White House and European officials meeting for the Group of Eight summit said they would pledge to keep temperatures from rising more than 3.6 degrees Fahrenheit above average levels of more than a century ago, before large-scale industrial pollution occurred.

Temperatures have already risen by nearly half that amount, leaving little wiggle room. It was unclear what mechanisms, if any, would be adopted to enforce the target.

Earlier, negotiators from 17 countries rejected a draft agreement to halve the global production of greenhouse gases by 2050. Under that plan, the United States, Japan and many European countries would have been required to cut gases even more, by 80 percent.

Although European negotiators and many environmental advocates favored that proposal, it failed to win approval from China and India, whose leaders have argued that they could still end up bearing an unfair proportion of the burden.

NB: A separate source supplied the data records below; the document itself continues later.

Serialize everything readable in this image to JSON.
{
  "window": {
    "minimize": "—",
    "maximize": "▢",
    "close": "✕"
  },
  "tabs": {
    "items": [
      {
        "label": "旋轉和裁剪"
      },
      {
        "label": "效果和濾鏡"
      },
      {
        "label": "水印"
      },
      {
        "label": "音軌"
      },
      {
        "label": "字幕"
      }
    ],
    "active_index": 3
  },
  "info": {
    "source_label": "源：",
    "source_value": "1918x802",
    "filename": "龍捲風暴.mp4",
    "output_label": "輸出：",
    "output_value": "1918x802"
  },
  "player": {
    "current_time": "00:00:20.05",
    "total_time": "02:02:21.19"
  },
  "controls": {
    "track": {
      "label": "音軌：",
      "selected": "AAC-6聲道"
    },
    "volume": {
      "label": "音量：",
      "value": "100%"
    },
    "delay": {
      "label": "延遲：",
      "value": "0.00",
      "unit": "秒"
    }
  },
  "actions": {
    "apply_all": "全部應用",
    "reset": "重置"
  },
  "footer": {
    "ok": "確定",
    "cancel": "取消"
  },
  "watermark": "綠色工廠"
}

The White House said it supports the goal of slashing greenhouse gases in half by 2050, including the required 80 percent cuts for industrialized nations such as the United States.

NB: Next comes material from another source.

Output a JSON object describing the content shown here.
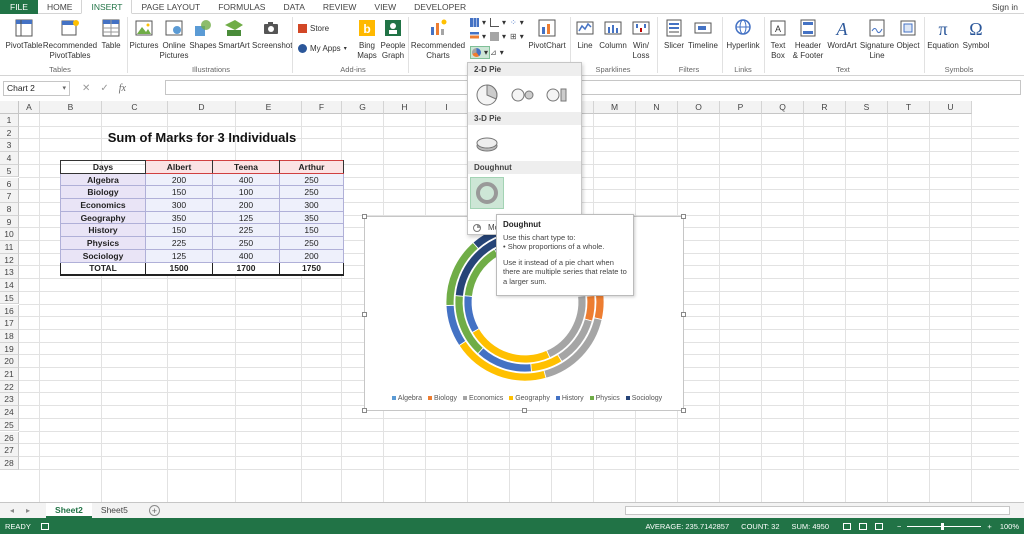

Administration officials told reporters that the Group of Eight would probably endorse the plan on a nonbinding basis.

Environmental groups, however, said the endorsement would prove largely meaningless without support from China and India, whose production of greenhouse gases is soaring.

The Group of Eight consists of the United States, Japan, Germany, Britain, France, Italy, Canada and Russia.

Several developing nations, including China and India, have been invited to the summit. But they are not officially part of the exclusive club formed decades ago when Europe, Japan and the United States dominated the global economy.

Attempts to persuade China to agree to a climate-change deal were dealt a setback when President Hu Jintao abruptly flew back home to deal with ethnic violence in China’s western province of Xinjiang, which has resulted in at least 156 deaths.

Hu had been scheduled to meet with President Barack Obama in L’Aquila this morning.

Later today, Obama is scheduled to chair a meeting of the Major Economies Forum, a 17-nation group that accounts for nearly four-fifths of the world’s greenhouse-gas production.

Summit negotiators had hoped to win a stronger agreement on climate change to build momentum for a global treaty that will be discussed at a U.N. conference in Copenhagen in December.